First, subordinated bonds can encourage banks to control risks through the primary market. The pricing of the issuance of subordinated bonds is directly related to the risk of the bank. If investors in the bond market believe that the bank is in a high-risk state, the risk compensation required for the issuance of the subordinated bond will also increase, and the issuance conditions will be harsh. Higher interest rates must be paid on subordinated bonds in order to be sufficiently attractive to investors, which is detrimental to the bank's overall cost of debt.
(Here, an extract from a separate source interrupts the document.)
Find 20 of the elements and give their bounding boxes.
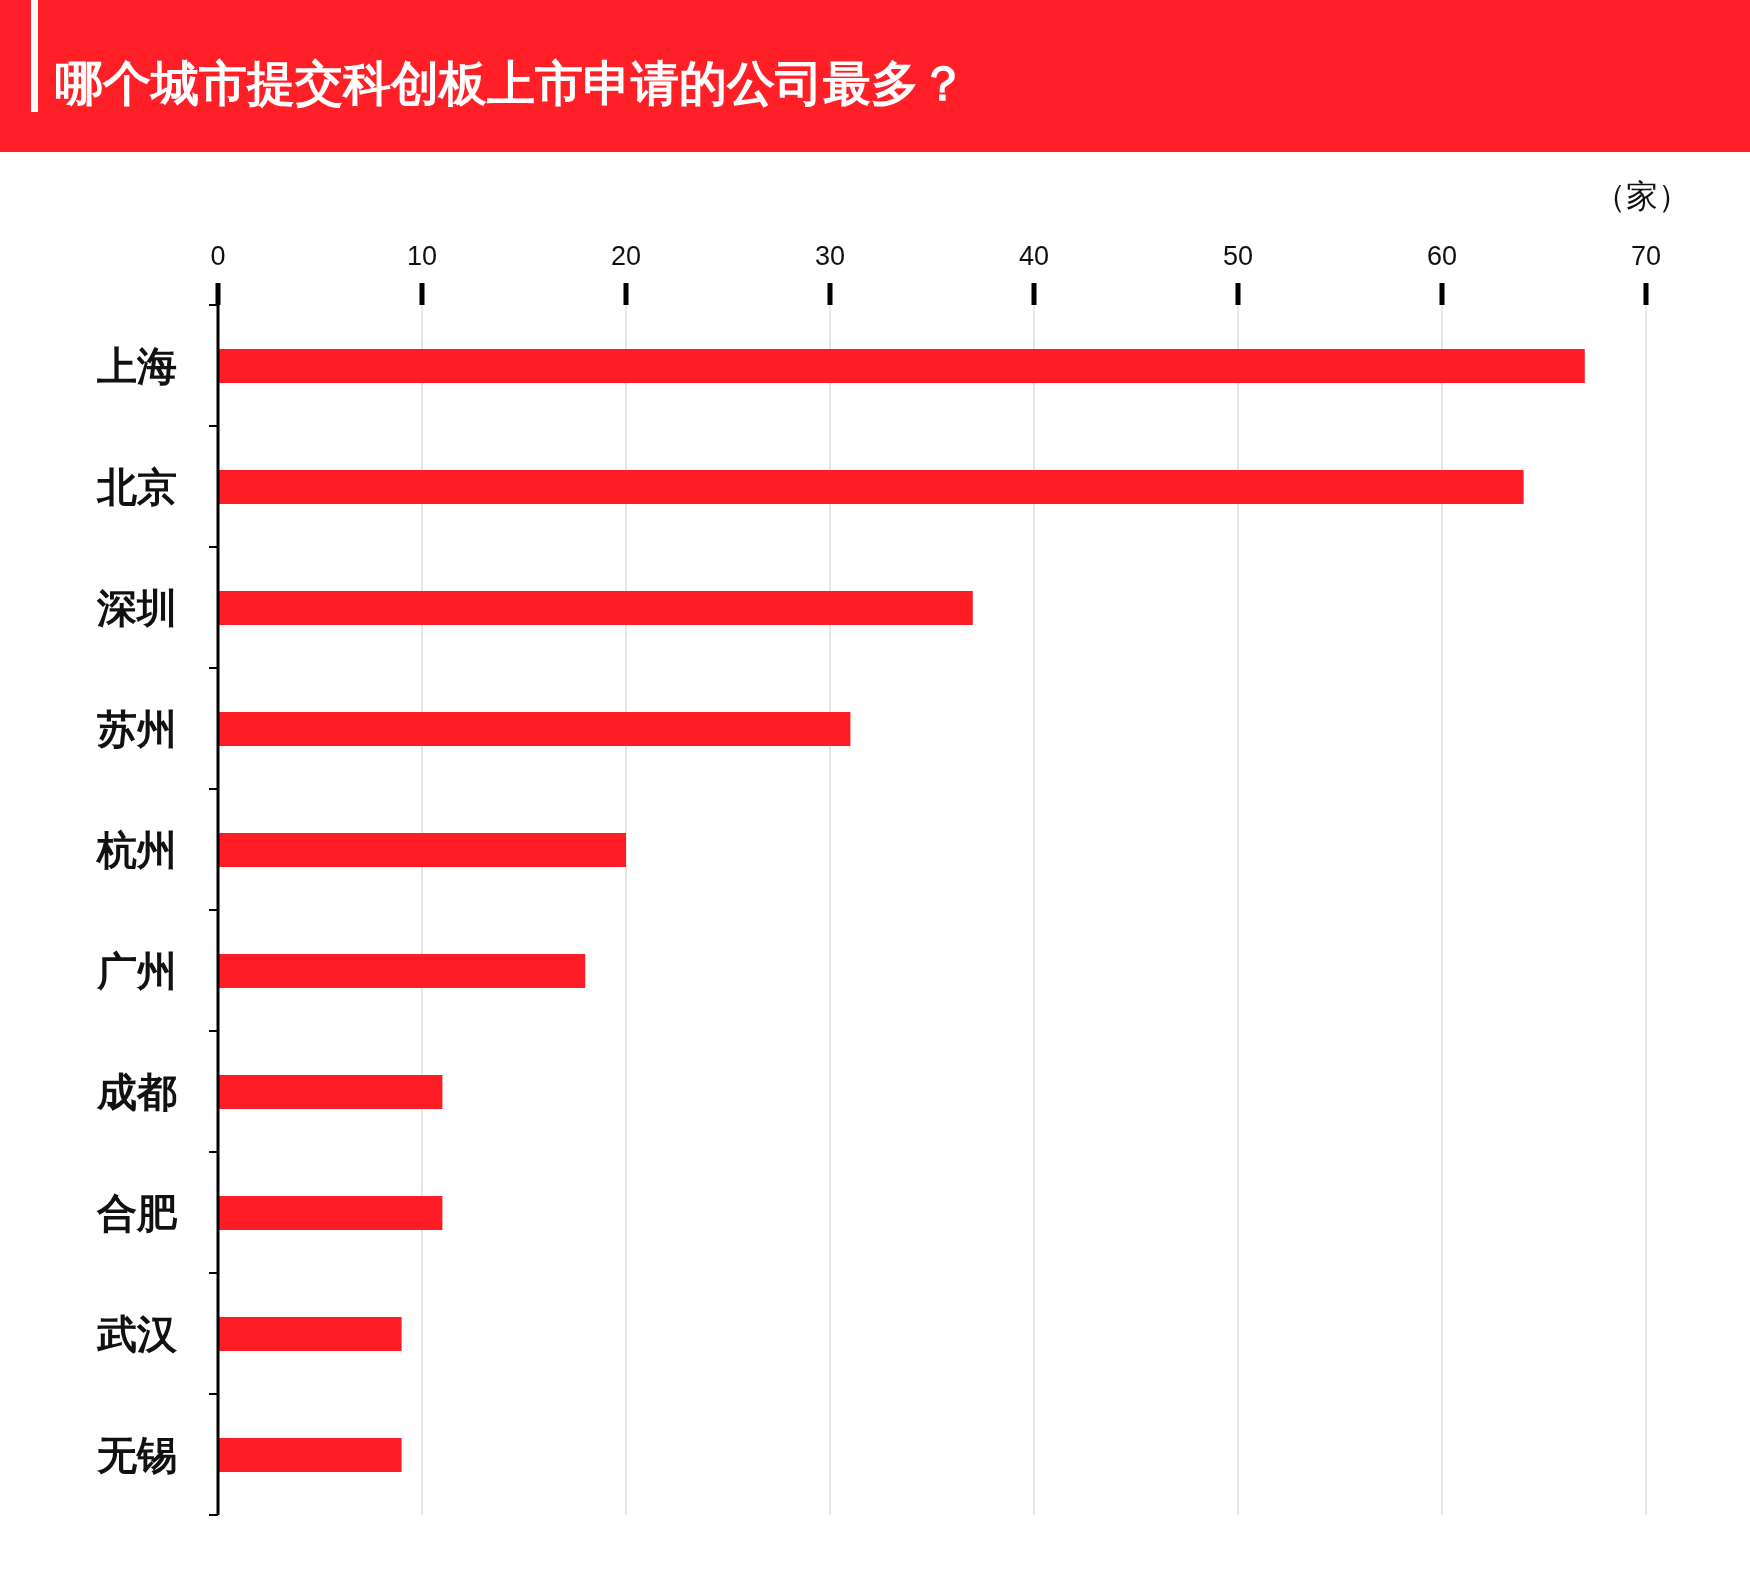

Second, the performance of subordinated bonds in the secondary market objectively has a restrictive effect on banks. Holders of subordinated bonds have the strongest motivation to monitor the bank's risk profile at all times during the life of the bond. Once their holders believe that the bank's risk exceeds their acceptable level, they will sell the holding without hesitation Bonds, the subordinated bonds perform poorly in the market, which will cause the loss of the bank's reputation, making it difficult for the bank to be recognized by investors in the market in the future. This also objectively played a restrictive role on banks.
It can be seen that under the current situation that the supervision of commercial banks needs to be strengthened urgently, the market restraint role of subordinated bonds will form a powerful supplement to the supervision of commercial banks in China. However, due to the low transparency of the Chinese banking industry and the irregular disclosure of information; the development of the bond market is immature, and neither the issue volume nor the transaction volume has formed; in addition, wholly state-owned banks lack effective corporate governance mechanisms and the bank's managerial industry Effective constraints and incentives, these aspects may weaken the market restraint role of subordinated bonds.